They exist, you know. “Alternative facts,” that is. And they’re just like other facts. They’re true, and they’re correct — or they wouldn’t be, well, you know… facts. They support greater conclusions and things like that.
Kellyanne Conway took a lot of abuse for using the, probably maladroit phrase, but she shouldn’t have. Remember: Kellyanne Conway could say that the sky is blue on a sunny day, and the dominant media would jeer that she was an air-headed bimbo. But “alternative facts” are very real, and they affect how we all think about issues of the day.
Anyway, what are “alternative facts?” Well, it’s really pretty simple. Let’s take an issue, any issue. Let’s go with, say, “Russia’s alleged interference in the American Election of 2016.”
Every issue, like the one we’re using as an example, has a set of facts. These facts can number in the many thousands. There are big, consequential facts, and then there are little, insignificant facts. Then, there are all the facts in-between. Here’s a fact about all those facts: Each one demonstrates four different characteristics:
- It supports the left-wing narrative for the issue.
- It supports the right-wing narrative for the issue.
- It could support either side of the issue.
- It supports neither side of the issue.
If a “news” organization reports only, say, facts from the first category, then facts from the other categories are “alternative facts.” More to the point, if a “news” organization reports only those facts from, say, either category #1, or #2, then that “news” organization is disseminating fake news.
Facts without their alternatives — the facts that provide context, depth and perspective — comprise fake news.
For example: Here’s a fact, we’ll call it Fact #1, from Category #1 — facts that support a left-wing narrative: The Russians appear to have tried to interfere with the American election of 2016. It’s a fact, it’s true, it’s useful for understanding the 2016 American election.
However, it’s not the only fact from the collection of facts relevant to the issue of supposed Russian interference in the American election of 2016.
Here’s what I’ll call Fact #1 of Category #2 — facts that support a right-wing narrative: The Russians have tried to interfere in every American election since the beginning of the Twentieth Century.
The point. I’ve heard both facts from FOX News, the so-called “right-wing” organization. However, the “news” organization that I listen to the most is National Public Radio, well-known as a left-wing outfit. I’ve listened to their “news” shows for hundreds of hours since the election, and neither they, nor anyone they’ve ever interviewed, has ever once mentioned the really important fact that Russian interference is a constant in all American elections. In other words, it would be really odd if the Russians did not try to interfere in an American election.

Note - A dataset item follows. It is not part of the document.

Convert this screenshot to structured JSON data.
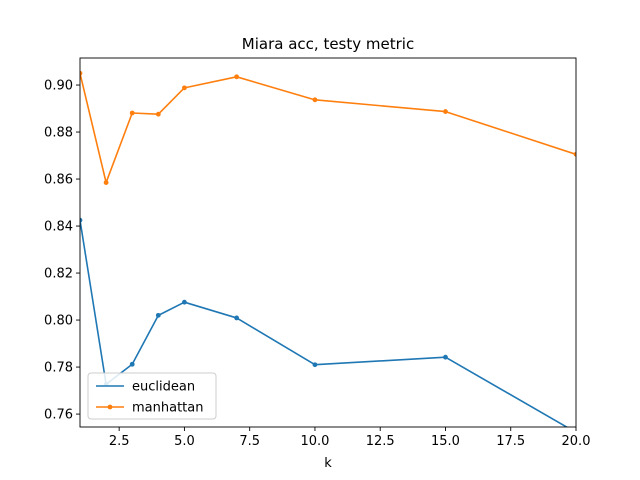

It kind of throws the very first fact — the one supporting the left-wing narrative that’s most reported on by the “news organizations,” into an entirely different light!
A “news” organization can report facts from only one category or another, and say honestly that they’re reporting only the truth. That same organization could challenge so-called “fact checkers” to identify something they’ve reported that’s not true. Those “fact checkers” would find no untruth, because facts are, indeed, true. But, if you don’t give all the facts, then your “news” is, still, Fake News.
Fake news is nothing more than information reported in such a way as to deceive the audience.
When President Trump called CNN the purveyors of fake news, he was absolutely right. And, in these pages, we’ve documented extensively how National Public Radio is a fake news organization. The truth: most news is fake news. The vast majority of news prior to the arrival of FOX News was fake news. It was “news” meant to shape opinions in America, not inform people of what was actually going on.
Withe the arrival of FOX News (as well as Rush Limbaugh and the rest of right-wing talk media), came the opportunity for all Americans actually to get alternative points of view, consisting of real, genuine, true, factual … alternative facts.